De derde planeet die de prinsen en prinsessen bezochten leek het meeste op die van henzelf: de planeet van de Zijlichters. Elke nacht moesten ze ramingen maken en notities schrijven om overdag verstandige beslissingen te kunnen nemen. Het probleem was wel dat hun planeet steeds sneller ging draaien. Omdat Zijlichters trouw zijn en niet willen stoppen met hun werk, maakten ze nu iedere minuut een raming. Niemand had meer rust.
Op de volgende planeet waren de Steenknuffelaars de baas. Zij verlieten nooit hun bureau om op ontdekking te gaan en hadden alleen maar oog voor stenen en rotsen. Geld deed er niet toe, meenden zij. Het is vluchtig want het verliest steeds zijn waarde. De financiële prinsen en prinsessen waren geschokt: de notie dat geld vluchtig is, deed hen pijn.
Toen gingen ze naar de Aarde en zagen zij allerlei soorten munten, bankbiljetten en zelfs plastic geld. Valutahandel en speculaties tierden welig. De verwarring van de prinsen en prinsessen was nu compleet: al was het dan vluchtig, het ging toch alleen om hun geld? Ze ontmoetten een Aardse Comptabiliteit die hen geruststelde: hun geld was wel degelijk uniek en speciaal omdat het publiek geld was en zij er erg van hielden.
De koningskinderen spraken af om dat in een speciale wet vast te leggen en van elk planeetje een Slim Brein mee terug te nemen naar hun eigen bol. Met al die talenten zouden ze de vulkanen en het onkruid beter kunnen temmen, anderen kunnen helpen en zelf gelukkig worden. Alleen de Spilzuchtigen, die hoefden ze niet…

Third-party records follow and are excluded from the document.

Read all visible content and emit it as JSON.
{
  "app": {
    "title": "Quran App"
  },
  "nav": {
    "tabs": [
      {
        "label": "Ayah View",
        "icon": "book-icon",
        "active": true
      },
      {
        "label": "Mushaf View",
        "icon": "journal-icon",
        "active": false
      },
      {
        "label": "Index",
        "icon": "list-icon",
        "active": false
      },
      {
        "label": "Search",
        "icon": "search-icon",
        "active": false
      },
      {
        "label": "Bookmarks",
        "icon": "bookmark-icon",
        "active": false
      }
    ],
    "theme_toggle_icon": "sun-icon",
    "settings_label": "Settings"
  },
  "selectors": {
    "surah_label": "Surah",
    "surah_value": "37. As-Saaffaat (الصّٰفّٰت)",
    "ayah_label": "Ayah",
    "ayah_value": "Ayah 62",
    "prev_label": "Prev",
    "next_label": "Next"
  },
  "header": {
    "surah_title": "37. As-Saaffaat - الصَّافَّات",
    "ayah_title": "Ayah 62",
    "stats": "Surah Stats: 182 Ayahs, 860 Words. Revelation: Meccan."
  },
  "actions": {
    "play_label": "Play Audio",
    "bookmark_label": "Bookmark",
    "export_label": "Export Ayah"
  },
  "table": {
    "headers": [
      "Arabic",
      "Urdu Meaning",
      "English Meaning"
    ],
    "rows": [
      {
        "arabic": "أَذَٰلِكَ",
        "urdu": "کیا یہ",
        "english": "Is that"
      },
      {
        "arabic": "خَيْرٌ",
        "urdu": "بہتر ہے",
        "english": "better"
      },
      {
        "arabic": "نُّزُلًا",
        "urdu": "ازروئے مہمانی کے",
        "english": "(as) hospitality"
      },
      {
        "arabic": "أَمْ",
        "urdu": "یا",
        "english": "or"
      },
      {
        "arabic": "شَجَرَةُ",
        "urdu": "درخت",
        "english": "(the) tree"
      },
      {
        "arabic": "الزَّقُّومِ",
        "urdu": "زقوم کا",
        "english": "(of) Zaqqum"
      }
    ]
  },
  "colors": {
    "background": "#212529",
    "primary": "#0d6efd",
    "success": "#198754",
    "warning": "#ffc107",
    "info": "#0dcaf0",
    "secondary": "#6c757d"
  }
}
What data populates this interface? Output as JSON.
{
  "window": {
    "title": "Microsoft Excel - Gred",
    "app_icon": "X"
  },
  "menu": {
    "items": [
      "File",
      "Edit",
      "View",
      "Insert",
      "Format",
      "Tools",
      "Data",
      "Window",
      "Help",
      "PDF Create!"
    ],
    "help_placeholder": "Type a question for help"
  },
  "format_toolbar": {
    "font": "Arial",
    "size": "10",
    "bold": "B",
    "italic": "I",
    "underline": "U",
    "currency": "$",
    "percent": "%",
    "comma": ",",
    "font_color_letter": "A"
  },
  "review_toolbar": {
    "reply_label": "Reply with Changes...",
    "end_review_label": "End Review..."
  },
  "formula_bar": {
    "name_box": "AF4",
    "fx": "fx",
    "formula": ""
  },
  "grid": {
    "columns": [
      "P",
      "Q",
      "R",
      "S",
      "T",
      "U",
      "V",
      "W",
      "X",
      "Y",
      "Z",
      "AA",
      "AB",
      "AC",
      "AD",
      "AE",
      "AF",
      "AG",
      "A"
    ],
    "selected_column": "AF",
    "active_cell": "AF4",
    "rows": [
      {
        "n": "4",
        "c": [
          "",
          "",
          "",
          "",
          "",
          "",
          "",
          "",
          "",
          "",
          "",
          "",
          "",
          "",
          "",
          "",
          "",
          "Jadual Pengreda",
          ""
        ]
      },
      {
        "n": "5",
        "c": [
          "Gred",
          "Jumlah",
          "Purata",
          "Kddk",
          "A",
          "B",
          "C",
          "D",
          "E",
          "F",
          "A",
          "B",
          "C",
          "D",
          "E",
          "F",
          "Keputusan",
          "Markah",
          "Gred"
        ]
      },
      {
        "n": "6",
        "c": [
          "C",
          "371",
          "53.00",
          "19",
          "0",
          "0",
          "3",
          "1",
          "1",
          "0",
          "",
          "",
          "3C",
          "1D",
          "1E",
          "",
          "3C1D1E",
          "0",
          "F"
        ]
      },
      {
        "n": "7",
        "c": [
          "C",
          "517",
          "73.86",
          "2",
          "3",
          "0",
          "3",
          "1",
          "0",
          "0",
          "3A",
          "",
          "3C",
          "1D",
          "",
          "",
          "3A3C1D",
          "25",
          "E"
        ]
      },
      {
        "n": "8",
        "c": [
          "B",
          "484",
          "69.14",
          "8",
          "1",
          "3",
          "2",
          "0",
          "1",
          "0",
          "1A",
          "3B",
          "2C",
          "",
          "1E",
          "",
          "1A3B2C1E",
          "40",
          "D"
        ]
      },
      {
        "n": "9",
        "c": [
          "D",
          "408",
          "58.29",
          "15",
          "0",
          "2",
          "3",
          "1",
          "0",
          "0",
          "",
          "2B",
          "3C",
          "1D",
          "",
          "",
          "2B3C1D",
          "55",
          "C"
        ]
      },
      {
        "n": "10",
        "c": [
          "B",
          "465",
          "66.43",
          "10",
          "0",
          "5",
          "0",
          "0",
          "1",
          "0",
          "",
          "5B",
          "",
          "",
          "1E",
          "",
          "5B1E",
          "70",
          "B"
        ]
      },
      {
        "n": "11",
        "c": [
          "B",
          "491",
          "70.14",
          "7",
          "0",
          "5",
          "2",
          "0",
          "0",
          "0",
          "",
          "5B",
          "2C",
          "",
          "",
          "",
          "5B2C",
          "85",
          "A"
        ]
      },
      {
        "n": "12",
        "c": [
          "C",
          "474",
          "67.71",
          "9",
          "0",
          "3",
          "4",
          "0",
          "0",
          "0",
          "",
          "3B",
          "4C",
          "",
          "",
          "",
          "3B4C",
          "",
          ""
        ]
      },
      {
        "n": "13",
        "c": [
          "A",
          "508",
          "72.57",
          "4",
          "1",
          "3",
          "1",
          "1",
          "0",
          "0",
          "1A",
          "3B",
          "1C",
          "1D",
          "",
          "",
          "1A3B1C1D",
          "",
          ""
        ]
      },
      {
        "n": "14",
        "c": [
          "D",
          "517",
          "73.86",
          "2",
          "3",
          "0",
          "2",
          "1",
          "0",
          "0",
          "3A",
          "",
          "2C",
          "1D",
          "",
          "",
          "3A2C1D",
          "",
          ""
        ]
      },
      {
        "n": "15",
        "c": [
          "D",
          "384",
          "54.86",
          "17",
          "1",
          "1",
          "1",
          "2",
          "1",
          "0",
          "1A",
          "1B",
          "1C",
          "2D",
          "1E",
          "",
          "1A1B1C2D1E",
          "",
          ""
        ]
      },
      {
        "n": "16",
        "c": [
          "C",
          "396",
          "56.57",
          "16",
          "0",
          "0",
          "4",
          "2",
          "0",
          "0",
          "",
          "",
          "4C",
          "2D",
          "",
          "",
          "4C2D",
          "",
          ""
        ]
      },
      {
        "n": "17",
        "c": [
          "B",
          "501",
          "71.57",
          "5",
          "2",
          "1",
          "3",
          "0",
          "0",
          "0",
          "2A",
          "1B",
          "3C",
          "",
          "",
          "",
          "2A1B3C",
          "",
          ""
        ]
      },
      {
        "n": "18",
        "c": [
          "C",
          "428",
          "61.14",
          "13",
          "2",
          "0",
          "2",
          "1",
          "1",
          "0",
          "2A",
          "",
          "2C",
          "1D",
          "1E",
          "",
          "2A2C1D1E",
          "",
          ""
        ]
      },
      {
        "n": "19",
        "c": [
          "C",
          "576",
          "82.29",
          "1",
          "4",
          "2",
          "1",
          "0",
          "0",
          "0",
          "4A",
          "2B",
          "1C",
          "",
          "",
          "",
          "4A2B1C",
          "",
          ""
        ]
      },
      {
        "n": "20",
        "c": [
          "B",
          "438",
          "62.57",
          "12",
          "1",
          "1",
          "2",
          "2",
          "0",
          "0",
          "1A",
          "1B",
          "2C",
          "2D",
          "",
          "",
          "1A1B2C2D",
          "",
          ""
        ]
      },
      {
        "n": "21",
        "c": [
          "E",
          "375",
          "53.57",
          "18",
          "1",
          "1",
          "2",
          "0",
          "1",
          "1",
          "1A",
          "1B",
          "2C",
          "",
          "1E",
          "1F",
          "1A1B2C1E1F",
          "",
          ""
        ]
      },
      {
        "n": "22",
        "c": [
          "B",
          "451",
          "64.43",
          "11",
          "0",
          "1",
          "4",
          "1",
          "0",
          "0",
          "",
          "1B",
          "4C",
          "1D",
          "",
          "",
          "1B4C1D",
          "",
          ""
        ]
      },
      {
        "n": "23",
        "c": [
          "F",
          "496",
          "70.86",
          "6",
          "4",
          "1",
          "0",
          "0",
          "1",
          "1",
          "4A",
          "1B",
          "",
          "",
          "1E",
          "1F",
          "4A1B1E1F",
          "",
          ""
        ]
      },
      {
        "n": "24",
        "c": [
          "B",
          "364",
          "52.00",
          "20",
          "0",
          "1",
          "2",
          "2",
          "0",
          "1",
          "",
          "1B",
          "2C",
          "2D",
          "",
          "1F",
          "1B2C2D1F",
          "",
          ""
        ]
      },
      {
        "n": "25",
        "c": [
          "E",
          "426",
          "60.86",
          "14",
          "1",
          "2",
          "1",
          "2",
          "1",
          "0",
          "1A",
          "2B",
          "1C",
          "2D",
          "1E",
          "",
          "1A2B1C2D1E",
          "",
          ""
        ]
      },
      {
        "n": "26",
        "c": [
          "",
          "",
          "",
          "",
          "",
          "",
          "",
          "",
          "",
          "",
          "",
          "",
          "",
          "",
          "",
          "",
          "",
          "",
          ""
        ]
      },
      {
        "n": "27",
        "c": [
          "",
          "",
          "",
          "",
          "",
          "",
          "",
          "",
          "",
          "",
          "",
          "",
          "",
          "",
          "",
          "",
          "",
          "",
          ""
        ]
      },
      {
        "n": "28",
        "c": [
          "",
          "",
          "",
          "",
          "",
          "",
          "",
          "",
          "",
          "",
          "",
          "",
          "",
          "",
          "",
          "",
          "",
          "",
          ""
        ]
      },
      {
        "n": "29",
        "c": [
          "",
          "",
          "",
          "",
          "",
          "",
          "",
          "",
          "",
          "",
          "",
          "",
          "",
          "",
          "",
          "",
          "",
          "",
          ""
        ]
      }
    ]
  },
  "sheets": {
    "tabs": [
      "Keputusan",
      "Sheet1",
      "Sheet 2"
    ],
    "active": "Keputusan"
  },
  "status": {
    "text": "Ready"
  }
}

De financiële functie naar 2020
Eind vorig jaar vierde de directie Begrotingszaken van het ministerie van Financiën haar 15e lustrum. Dit heuglijk feit vormde aanleiding tot een mooi boek vol bespiegelingen (en een enkel sprookje) over hoe de financiële functie van de rijksoverheid er anno 2020 uit zou zien.*
Geïnspireerd hierdoor zet ik in dit artikel ‘de burger’ centraal en zal ik antwoord geven op de vraag: wat verwachten de inwoners van dit land, de samenleving, van de overheid en de Haagse financiële functie? Welk doel dienen die financiële prinsen en prinsessen?
Ik maak daarbij onderscheid tussen de deelthema’s ‘resultaatgerichte politiek’, ‘de burger kijkt mee’ en ‘echte aandacht voor doelmatigheid’. Maar als oud IRF’er en BZ-man begin ik natuurlijk met de basis: betrouwbare ramingen.
Behoedzame ramingen, rechtmatige en beheerste uitgaven
De basis, waar hebben we het dan over? De Zijlichters, inderdaad. Geholpen door verstandige Economen. Zorgvuldige ramingen, rechtmatige uitgaven en een beheerst verloop van de uitgaven. Dat lijkt me ook in 2020 nog steeds de eerste opdracht van de financiële functie. Daarbij is het in de eerste plaats belangrijk als er geen al te grote onduidelijkheid bestaat over ramingen en prognoses. Variëteit is goed, maar te veel variëteit aan zijlichten helpt niets. Economie? Dat is ook maar een mening… Het is niet goed wanneer – zoals in de zomer van 2012 – CPB, CBS, het ministerie van Financiën en andere partijen rollebollend over straat gaan over de cijfers en dus over nut en noodzaak van extra bezuinigingen.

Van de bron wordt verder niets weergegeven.